A lot has been made out of an incident at an amateur basketball game Sunday night in Tyler. Police were called to the scene, and an assault charge was filed. It sounds pretty bad, right? I've heard it referred to as a "brawl". Well, anytime police are called to handle a situation and kids are involved, it's unfortunate. But, I don't want to lose sight of the big picture on this one. Yes, an incident happened, and yes, police are involved. But no, it wasn't a brawl. It was two boys allegedly fighting, with a third allegedly caught in the middle.
According to officer Donald Martin of the Tyler Police Department, the incident was reported as a large disturbance. The officers on the scene said it was "a few kids fighting." The parents of a 13-year-old from Athens, and a 13-year-old from Tyler decided to press charges against a 14-year-old from Shreveport, who allegedly started the incident. The 14-year-old is currently charged with assault. The case has been assigned to a juvenile detective, who Officer Martin said, could reduce the charge to disorderly conduct, if the case even goes forward at all.
The incident happened during the championship game of the boys 13-under division of the East Texas Shootout. It's an independent tournament not affiliated with TISD in any way, featuring boys and girls ranging in age from about 10 to 18. The suspect played for the Louisiana Roundballers, who registered for the tournament under the name Xtreme. The victims played for a team out of Athens called The East Texas All-Stars.

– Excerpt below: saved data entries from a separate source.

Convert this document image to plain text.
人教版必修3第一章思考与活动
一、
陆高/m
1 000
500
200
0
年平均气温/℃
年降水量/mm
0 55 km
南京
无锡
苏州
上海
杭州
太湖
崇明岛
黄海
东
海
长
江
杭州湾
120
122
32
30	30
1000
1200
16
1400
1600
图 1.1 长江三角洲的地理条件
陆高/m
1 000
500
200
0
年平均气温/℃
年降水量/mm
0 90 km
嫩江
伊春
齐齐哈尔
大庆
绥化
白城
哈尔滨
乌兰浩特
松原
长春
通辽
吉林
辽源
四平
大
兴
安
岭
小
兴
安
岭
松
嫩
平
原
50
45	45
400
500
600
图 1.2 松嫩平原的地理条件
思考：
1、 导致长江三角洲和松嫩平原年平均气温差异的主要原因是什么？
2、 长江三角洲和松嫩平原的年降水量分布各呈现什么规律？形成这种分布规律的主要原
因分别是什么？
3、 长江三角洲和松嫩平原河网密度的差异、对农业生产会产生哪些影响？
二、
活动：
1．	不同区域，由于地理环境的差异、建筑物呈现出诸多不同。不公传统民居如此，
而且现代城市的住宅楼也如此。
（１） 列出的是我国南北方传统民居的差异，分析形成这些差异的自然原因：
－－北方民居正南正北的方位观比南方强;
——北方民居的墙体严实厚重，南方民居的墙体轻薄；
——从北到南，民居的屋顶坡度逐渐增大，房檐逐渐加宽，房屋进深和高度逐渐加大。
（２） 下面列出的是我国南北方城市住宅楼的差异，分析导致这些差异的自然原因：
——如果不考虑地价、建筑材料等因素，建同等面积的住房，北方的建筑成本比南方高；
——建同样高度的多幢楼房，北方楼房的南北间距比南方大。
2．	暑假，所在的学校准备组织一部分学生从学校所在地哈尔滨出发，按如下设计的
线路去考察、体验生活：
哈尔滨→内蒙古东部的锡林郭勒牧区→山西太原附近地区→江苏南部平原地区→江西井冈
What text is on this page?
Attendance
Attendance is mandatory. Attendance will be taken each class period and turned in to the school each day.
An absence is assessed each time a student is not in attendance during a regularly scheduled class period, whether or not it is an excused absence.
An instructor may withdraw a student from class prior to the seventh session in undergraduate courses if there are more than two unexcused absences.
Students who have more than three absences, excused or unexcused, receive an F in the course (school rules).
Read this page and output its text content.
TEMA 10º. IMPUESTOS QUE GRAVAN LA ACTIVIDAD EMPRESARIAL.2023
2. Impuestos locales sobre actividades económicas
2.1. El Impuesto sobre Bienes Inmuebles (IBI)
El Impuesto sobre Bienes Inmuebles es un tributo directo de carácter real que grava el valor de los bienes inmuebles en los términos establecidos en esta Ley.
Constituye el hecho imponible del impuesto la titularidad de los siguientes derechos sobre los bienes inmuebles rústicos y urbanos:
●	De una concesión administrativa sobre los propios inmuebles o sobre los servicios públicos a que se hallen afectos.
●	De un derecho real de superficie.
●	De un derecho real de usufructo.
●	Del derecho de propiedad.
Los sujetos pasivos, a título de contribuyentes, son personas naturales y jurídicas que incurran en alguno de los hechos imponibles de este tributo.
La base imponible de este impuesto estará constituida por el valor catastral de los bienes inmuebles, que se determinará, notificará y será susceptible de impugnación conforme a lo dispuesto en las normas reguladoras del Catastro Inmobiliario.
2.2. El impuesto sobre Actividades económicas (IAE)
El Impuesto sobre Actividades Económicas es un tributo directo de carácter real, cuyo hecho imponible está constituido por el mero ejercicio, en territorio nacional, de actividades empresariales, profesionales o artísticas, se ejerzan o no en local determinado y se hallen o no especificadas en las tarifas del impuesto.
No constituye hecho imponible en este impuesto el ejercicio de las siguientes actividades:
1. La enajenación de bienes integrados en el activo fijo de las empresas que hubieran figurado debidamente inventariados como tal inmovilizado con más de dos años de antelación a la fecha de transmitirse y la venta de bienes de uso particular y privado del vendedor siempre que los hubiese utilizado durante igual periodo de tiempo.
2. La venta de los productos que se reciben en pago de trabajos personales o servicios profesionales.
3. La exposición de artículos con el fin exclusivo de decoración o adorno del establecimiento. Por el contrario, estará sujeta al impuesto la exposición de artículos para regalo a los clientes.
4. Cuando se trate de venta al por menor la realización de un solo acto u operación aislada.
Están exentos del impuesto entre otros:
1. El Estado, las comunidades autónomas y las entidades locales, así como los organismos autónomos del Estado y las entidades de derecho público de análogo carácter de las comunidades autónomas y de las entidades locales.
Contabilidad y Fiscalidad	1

I talked with the tournament director, Dahlia McCain, today about the incident. She said it was unfortunate, and hopes it doesn't give a good tournament a bad name. She told me she has been hosting this tournament for 10 years as a way to help give kids, who otherwise may not be able to afford it, a way to develop their basketball skills. She told me there were over 200 games played this weekend at eight different sites, with no other incidents of violence. She said they are not affiliated with any national organization, and have to raise all the money to host this tournament themselves. She's hoping the split second poor judgment by a few teenagers doesn't undermine a decades worth of effort.